By forcing teams to use a 25-man roster spot on a suspended player, everybody loses. The Giants would be wringing their hands quite a bit more if they were stuck with a 24-man roster for the remainder of the season and into the playoffs.
Ostensibly, in addition to digging at a player’s conscience, such a policy would result in improved self-policing.
4. Penalize teams in the draft
Similar in theme to number three, this approach would take draft picks from a team based on the number of offenses at the major league level. The more PED offenses one team suffers, the more draft picks it would lose. Essentially, this idea is a recognition that clubs need to bear some of the responsibility for making sure their players make healthy choices.

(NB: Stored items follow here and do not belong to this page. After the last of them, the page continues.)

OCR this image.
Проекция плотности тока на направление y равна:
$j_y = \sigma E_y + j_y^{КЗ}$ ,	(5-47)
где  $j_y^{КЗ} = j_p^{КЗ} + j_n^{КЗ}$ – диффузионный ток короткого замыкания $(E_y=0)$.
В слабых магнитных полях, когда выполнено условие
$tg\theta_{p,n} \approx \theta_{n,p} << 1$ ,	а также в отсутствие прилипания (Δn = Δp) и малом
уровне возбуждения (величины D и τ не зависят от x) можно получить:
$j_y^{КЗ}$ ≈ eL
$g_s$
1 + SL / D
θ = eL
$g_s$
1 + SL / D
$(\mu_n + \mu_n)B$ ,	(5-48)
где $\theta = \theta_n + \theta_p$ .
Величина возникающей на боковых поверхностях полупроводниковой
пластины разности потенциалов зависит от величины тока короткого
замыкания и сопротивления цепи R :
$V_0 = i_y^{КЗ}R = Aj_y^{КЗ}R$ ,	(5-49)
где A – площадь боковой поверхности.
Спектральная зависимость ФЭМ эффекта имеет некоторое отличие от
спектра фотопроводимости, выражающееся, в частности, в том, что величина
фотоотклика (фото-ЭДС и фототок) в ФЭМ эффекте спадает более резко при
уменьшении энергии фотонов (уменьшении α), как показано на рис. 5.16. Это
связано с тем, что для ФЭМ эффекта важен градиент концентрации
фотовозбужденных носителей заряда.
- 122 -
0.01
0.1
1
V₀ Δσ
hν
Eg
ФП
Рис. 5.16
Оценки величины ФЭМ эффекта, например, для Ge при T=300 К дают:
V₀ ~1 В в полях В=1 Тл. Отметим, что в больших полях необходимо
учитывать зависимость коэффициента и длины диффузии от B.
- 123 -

For example, the Giants would lose their first round pick in 2013 for Melky. If Aubrey Huff tested positive tomorrow, they would lose two more picks. If Brett Pill tested positive the next day, they would lose another three picks.
The punishments need not be limited to a single year, although they should reset under some condition, perhaps if a club goes two seasons without a PED suspension.

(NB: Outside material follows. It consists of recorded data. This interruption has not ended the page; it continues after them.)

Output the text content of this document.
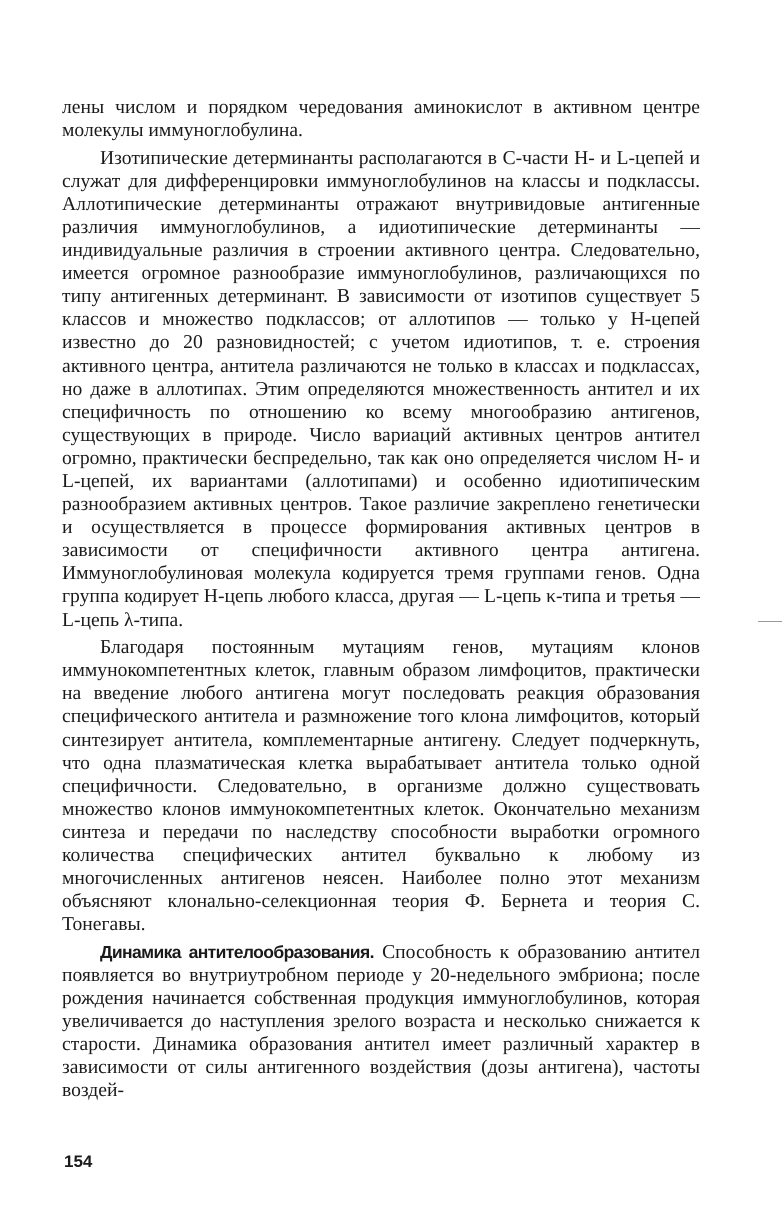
лены числом и порядком чередования аминокислот в активном центре молекулы иммуноглобулина.

Изотипические детерминанты располагаются в С-части Н- и L-цепей и служат для дифференцировки иммуноглобулинов на классы и подклассы. Аллотипические детерминанты отражают внутривидовые антигенные различия иммуноглобулинов, а идиотипические детерминанты — индивидуальные различия в строении активного центра. Следовательно, имеется огромное разнообразие иммуноглобулинов, различающихся по типу антигенных детерминант. В зависимости от изотипов существует 5 классов и множество подклассов; от аллотипов — только у Н-цепей известно до 20 разновидностей; с учетом идиотипов, т. е. строения активного центра, антитела различаются не только в классах и подклассах, но даже в аллотипах. Этим определяются множественность антител и их специфичность по отношению ко всему многообразию антигенов, существующих в природе. Число вариаций активных центров антител огромно, практически беспредельно, так как оно определяется числом Н- и L-цепей, их вариантами (аллотипами) и особенно идиотипическим разнообразием активных центров. Такое различие закреплено генетически и осуществляется в процессе формирования активных центров в зависимости от специфичности активного центра антигена. Иммуноглобулиновая молекула кодируется тремя группами генов. Одна группа кодирует Н-цепь любого класса, другая — L-цепь κ-типа и третья — L-цепь λ-типа.

Благодаря постоянным мутациям генов, мутациям клонов иммунокомпетентных клеток, главным образом лимфоцитов, практически на введение любого антигена могут последовать реакция образования специфического антитела и размножение того клона лимфоцитов, который синтезирует антитела, комплементарные антигену. Следует подчеркнуть, что одна плазматическая клетка вырабатывает антитела только одной специфичности. Следовательно, в организме должно существовать множество клонов иммунокомпетентных клеток. Окончательно механизм синтеза и передачи по наследству способности выработки огромного количества специфических антител буквально к любому из многочисленных антигенов неясен. Наиболее полно этот механизм объясняют клонально-селекционная теория Ф. Бернета и теория С. Тонегавы.

Динамика антителообразования. Способность к образованию антител появляется во внутриутробном периоде у 20-недельного эмбриона; после рождения начинается собственная продукция иммуноглобулинов, которая увеличивается до наступления зрелого возраста и несколько снижается к старости. Динамика образования антител имеет различный характер в зависимости от силы антигенного воздействия (дозы антигена), частоты воздей-

154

The idea is that if the team is being punished, it will be careful not to subtly encourage PED use. Further, players who are caught will find it much harder to find major league jobs and will have to “pay their dues” before earning significant money.
The challenge facing baseball is to discourage players from using PEDs. The current solution has proven to be good but not great. Plenty of players, and not just fringe talent, have been caught using banned substances.
So long as there are scenarios where a player can rationally decide that PEDs are an appropriate risk, players will use them. It might be time for baseball to employ creative, punitive solutions that punish more than just the player involved.
Ultimately, the powers that be need to make a decision. Is the goal to completely remove PEDs from the game, such that it is exceedingly rare for players to take the risk? Or does baseball want to employ an efficient solution that takes care of the low hanging fruit but leaves some hanging in the upper branches?